Voorwaarts!’ is the first album from Dutch martial ambient project Striider. The sonic aesthetic presented within is a finely crafted and compelling addition to its genre. All of the hallmarks of the militaria are presented without sounding like clichés; historical samples melt into oppressive ambience while digital planes are dropping analog bombs on our ears and an almost absurd marching band is madcap stepping to its doom in the distance. The artist aptly describes his project with these words “Striider is trying to recreate the atmosphere of war. That’s why you will hear lots of battle noise and speeches and other stuff that will take you back to the haunting moments of war.” I cannot imagine anyone not channelling World War Two when listening to this album.

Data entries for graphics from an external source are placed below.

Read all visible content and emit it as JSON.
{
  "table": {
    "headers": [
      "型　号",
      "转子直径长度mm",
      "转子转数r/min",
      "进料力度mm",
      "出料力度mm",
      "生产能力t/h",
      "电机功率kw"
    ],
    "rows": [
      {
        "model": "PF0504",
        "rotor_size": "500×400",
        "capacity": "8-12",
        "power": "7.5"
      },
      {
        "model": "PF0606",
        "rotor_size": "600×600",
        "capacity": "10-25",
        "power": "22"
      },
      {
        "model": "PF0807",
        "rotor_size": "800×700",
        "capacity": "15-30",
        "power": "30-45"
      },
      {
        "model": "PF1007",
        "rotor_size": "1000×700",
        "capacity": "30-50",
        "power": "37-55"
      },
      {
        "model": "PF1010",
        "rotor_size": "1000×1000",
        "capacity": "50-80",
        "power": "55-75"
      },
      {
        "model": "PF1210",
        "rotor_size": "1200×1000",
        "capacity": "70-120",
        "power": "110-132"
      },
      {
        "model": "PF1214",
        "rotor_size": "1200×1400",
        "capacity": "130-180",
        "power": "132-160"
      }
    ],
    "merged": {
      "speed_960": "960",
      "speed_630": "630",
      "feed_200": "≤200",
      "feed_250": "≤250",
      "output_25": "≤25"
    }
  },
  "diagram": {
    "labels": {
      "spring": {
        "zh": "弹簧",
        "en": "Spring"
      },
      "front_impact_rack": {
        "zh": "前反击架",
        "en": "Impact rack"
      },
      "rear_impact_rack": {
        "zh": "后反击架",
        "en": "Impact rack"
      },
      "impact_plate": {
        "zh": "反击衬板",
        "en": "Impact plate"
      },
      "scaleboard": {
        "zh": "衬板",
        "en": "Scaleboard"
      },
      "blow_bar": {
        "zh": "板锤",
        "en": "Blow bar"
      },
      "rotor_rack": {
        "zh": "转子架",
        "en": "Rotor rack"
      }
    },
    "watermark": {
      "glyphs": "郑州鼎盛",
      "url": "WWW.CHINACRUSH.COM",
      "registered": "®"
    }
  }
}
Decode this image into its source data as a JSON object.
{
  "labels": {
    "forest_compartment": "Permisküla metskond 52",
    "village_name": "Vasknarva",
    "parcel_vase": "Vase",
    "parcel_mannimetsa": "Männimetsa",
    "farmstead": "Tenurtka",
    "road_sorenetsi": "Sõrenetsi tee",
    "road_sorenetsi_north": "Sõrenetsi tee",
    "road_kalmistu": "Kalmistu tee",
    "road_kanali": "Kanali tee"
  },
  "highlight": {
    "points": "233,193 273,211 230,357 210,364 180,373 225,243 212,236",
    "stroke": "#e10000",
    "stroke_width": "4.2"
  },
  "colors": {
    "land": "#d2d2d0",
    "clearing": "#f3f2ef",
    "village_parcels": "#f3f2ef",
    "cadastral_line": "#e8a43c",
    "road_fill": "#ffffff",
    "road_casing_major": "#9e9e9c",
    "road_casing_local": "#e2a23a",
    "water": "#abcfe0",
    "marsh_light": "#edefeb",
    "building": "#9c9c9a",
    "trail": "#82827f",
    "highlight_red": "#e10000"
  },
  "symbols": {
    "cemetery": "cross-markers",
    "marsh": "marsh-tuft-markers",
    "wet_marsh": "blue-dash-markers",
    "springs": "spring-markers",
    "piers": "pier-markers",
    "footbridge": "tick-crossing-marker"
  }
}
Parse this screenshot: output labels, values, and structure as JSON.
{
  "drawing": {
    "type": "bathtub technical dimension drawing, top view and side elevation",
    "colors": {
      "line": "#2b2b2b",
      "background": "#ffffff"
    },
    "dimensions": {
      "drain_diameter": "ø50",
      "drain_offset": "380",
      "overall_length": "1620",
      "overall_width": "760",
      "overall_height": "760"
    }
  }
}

The short and intense opener ‘Cassus Belli’ sets the martial tone and sentiment with sounds of a practice rifle drill being performed followed by a marching band thumping away underneath sampled vocals.
Track two, D.A.K., opens with a lengthy militaristic spoken word sample set over murky and ominous longtones mixed in atonal low register clusters. Soon another sample in a different language follows and is backed with the same dark impenetrable electronics which continue after the sample ends and is replaced by crowd noise is that is barely discernible as such, the listener only intuits this sound through the vague feeling of unease and high energy instilled by even hearing a large group. The ominous, foreboding deep atonalities are occasionally punctuated with tight snare rolls, and a men’s choir can be heard for a moment towards the end. The song ends with a sample of a man intoning an apocalyptic vision “…and that will lead to the end of *unintelligible* ‘in Africa.”
The opening of ‘Modder en Bloed’ immediately recalls to mind the Current 93 track ‘After Tomorrow’ from album ‘Crooked Crosses For The Nodding God’ (you know the one – Boyd Rice is prattling on about the apocalypse over Current 93 style calliope music), with a circus march being played underneath spoken word. This is followed by martial ambience consisting of soaring treble synthesizer lines and doom-metal-slow tympani interrupted with vocal samples. Sudden and unexpectedly everything collapses into a single high pitched tone that reminds me of microwave radiation tones, which builds into a harsh noisy atmosphere. The track ends with the same demented carnival music as with which it began.
Track eight, ‘Ostfront’ opens with vocal samples over dark ambience that slowly builds in volume. Abruptly static is layered into the thick, grueling murk with and historical samples in multiple languages can be heard fading in and out of the mix like unexplained lights in the sky. This track has a very empty feeling to it, evocative of war seized, urban, deadland no-go-zones. At about the halfway mark a very minimal and impressionistic piano croaks out a fragment of irrational and out of place melody. This accidental eye of the storm is soon almost immediately broken by the dark and ominous rumbling of bottom octave ambience occaisionally interrupted with vocal samples appearing like ghosts before disappearing back into their ether. Approximately one minute from the end the thick lower spectrum sounds fade out for brief moment of relief just to come back in just as strong and overwhelming as before. The track ends with an accordion playing a slow and pensive melody underneath spoken word.
Once again I have to say this album is a fine piece of craftsmanship and balance. Thanks for the challenging listen, I am terribly excited to hear what future contributions Striider will offer. Highly recommended for the connoisseur of military musicks in particular and high quality experimental music in general.